Over the next couple of weeks, West Virginia will get an idea who will be on the ballot for the upcoming election cycle — from the President of the United States and congressional openings all the way down to races for constitutional offices, statehouse seats and the Supreme Court. The filing period for the state’s 2020 election cycle is now underway and dozens of would-be officials have formally declared their candidacy. 

The 13-day window kicked off Monday, Jan. 13. Elections officials with the Secretary of State’s office said turnout for the first day of the filing period was steady. 

“Usually, the first day is very hectic — very busy — and we always have a pretty big rush. This is the second election I remember that people were here before we opened,” elections director Brittany Westfall said.

By Monday afternoon, Democrat and former South Bend, Indiana mayor Pete Buttigieg was the only person to file to be on West Virginia’s primary ballot for president in 2020.

Former state senator Richard Ojeda — who left the Senate early in 2019 to pursue a short-lived run for President of the United States — is now hoping to win the Democratic nomination for U.S. Senate in 2020. That seat is currently held by Republican Sen. Shelley Moore Capito. 

Paula Jean Swearengin, who ran unsuccessfully against Joe Manchin in the 2016 primary for U.S. Senate, also filed to run for the seat currently held by Capito. Swearengin and Ojeda will face off in the upcoming Democratic primary. 

In the race for governor, Republicans Mike Folk and Woody Thrasher also took advantage of the first day of the filing period to make their candidacy official. 

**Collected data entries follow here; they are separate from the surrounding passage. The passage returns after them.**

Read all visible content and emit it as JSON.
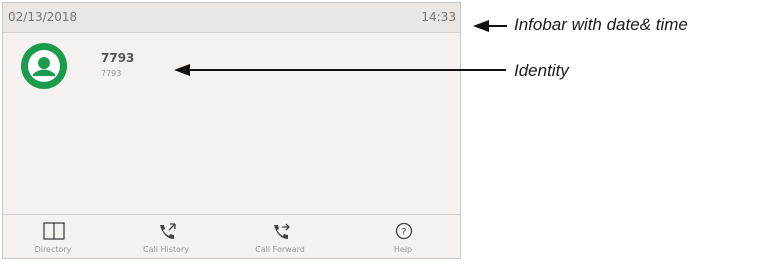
{
  "infobar": {
    "date": "02/13/2018",
    "time": "14:33"
  },
  "identity": {
    "number": "7793",
    "sub_label": "7793",
    "avatar_color": "#1a9c4c"
  },
  "softkeys": [
    {
      "label": "Directory",
      "icon": "directory-icon"
    },
    {
      "label": "Call History",
      "icon": "call-history-icon"
    },
    {
      "label": "Call Forward",
      "icon": "call-forward-icon"
    },
    {
      "label": "Help",
      "icon": "help-icon"
    }
  ],
  "annotations": {
    "infobar_label": "Infobar with date& time",
    "identity_label": "Identity"
  }
}
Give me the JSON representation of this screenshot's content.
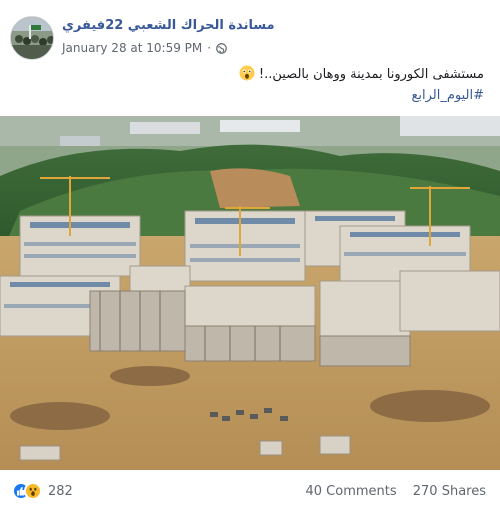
{
  "post": {
    "page_name": "مساندة الحراك الشعبي 22فيفري",
    "timestamp": "January 28 at 10:59 PM",
    "separator": "·",
    "privacy_icon": "globe-icon",
    "text_line1": "مستشفى الكورونا بمدينة ووهان بالصين..!",
    "text_emoji": "astonished-face-emoji",
    "hashtag": "#اليوم_الرابع",
    "image_description_icon": "construction-site-photo"
  },
  "footer": {
    "reaction_icons": [
      "like-icon",
      "wow-icon"
    ],
    "reaction_count": "282",
    "comments": "40 Comments",
    "shares": "270 Shares"
  },
  "colors": {
    "link_blue": "#385898",
    "like_blue": "#1877f2",
    "wow_yellow": "#f7b928",
    "meta_gray": "#606770"
  }
}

Dozens of others made their candidacy official Monday, including those running for House of Delegates, the state Senate, the West Virginia Supreme Court of Appeals and the state’s five constitutional officers. Elections officials expect candidates to trickle in throughout the filing period. 

“I expect people right up to the deadline – and, sometimes, on that very last day – it can get kind of busy as well,” Westfall said. 

The filing period ends Saturday, Jan. 25 at midnight. Candidates can file at the Secretary of State’s office or by mail. If filing by mail, applications must be notarized, include the appropriate fee and be postmarked by the date of the filing deadline.

West Virginia’s primary election will be held Tuesday, May 12.